Live marketing: R$ 12,61 bi e a conta da mensuração
Consumo do setor de eventos bate recorde em janeiro, mas o live marketing agora precisa provar efeito. O que isso muda para quem vende mídia.
O consumo do setor de eventos no Brasil somou R$ 12,61 bilhões em janeiro de 2026, alta de 9,7% sobre janeiro de 2025, segundo o Radar Econômico da Abrape divulgado pelo Propmark em 07/09/2026. A verba cresce, mas a régua mudou: live marketing agora precisa mostrar o que provocou, não só o que produziu.
O tamanho da verba que está em disputa
Janeiro não é ponto fora da curva. No primeiro bimestre de 2026, o consumo do setor de eventos chegou a R$ 25,33 bilhões — o maior nível da série histórica iniciada em janeiro de 2019, segundo o levantamento da Abrape.
O emprego acompanha: o estoque do core business do setor bateu 205.538 vínculos formais em fevereiro de 2026, contra 111.401 em 2019 — alta de 84,5%. Lá fora, o mercado global movimentou US$ 22,2 bilhões em 2025, número do Anuário Brasileiro de Brand Experience 2026 citado pelo Propmark.
O que mudou agora: a cobrança de mensuração
Felipe Guntovitch, CCO da The Group, resume a virada ao Propmark: "Já não basta entregar uma experiência bonita, bem produzida e com grande impacto visual.

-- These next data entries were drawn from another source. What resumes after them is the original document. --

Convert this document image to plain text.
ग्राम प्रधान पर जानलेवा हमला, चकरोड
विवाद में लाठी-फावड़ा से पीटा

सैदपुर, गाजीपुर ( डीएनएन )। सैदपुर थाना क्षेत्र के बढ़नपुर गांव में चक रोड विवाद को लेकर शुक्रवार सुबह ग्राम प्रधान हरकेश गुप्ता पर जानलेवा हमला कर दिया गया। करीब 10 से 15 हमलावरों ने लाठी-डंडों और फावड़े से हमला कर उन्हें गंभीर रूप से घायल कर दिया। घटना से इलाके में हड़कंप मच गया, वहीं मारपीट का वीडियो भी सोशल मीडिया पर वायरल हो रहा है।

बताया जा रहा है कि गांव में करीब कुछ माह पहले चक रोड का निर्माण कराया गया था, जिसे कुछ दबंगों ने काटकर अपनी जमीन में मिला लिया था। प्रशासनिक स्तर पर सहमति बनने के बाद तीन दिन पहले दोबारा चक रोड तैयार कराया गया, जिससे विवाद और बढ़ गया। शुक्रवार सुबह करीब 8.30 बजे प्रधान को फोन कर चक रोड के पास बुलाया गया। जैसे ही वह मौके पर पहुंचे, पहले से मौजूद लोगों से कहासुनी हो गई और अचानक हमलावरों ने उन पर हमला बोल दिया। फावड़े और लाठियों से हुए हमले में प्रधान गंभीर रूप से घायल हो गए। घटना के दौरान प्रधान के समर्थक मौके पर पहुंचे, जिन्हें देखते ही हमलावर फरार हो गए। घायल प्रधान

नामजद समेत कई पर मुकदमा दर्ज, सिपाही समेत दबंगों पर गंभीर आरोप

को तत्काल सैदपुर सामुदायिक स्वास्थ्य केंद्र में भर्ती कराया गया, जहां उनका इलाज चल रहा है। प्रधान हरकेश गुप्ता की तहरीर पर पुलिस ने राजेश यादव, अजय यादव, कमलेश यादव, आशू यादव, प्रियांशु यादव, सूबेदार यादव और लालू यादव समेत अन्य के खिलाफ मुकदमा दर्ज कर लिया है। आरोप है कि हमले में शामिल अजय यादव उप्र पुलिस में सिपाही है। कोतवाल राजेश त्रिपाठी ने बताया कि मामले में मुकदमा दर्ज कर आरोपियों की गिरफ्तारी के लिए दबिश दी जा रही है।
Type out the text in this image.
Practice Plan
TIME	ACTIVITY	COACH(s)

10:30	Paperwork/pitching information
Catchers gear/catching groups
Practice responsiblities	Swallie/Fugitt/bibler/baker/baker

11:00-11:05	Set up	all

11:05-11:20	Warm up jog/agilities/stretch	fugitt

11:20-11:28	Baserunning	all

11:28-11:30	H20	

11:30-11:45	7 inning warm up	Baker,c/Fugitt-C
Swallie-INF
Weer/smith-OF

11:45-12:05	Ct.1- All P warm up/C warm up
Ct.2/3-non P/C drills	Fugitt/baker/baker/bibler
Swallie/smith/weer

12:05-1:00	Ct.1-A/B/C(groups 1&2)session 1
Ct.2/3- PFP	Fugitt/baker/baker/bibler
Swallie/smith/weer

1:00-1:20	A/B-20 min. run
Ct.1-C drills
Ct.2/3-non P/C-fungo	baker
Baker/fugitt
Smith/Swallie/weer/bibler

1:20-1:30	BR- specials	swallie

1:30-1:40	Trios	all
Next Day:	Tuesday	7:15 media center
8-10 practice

Os clientes querem entender o que aquela experiência provocou, quais comportamentos gerou e como contribuiu para os objetivos da empresa."
A frase dele que fica é operacional: "Os storyboards continuam importantes, mas agora precisam conviver com dashboards." E Guntovitch admite o buraco — "ainda existe uma lacuna de mensuração no setor".
Priscila Pellegrini, CEO da Holding Clube, aponta o outro gargalo, o de caixa: o prazo de pagamento "chega a passar de 90 dias". Verba recorde com pagamento em 90 dias é um setor que cresce sem fôlego para bancar o próprio crescimento.
Implicação para quem vende mídia
A leitura errada é tratar experiência como concorrente do plano de mídia. Evento sem cobertura vira festa cara: quem ativa em praça precisa de rádio local, mídia exterior e conteúdo para transformar três dias de estande em três semanas de lembrança.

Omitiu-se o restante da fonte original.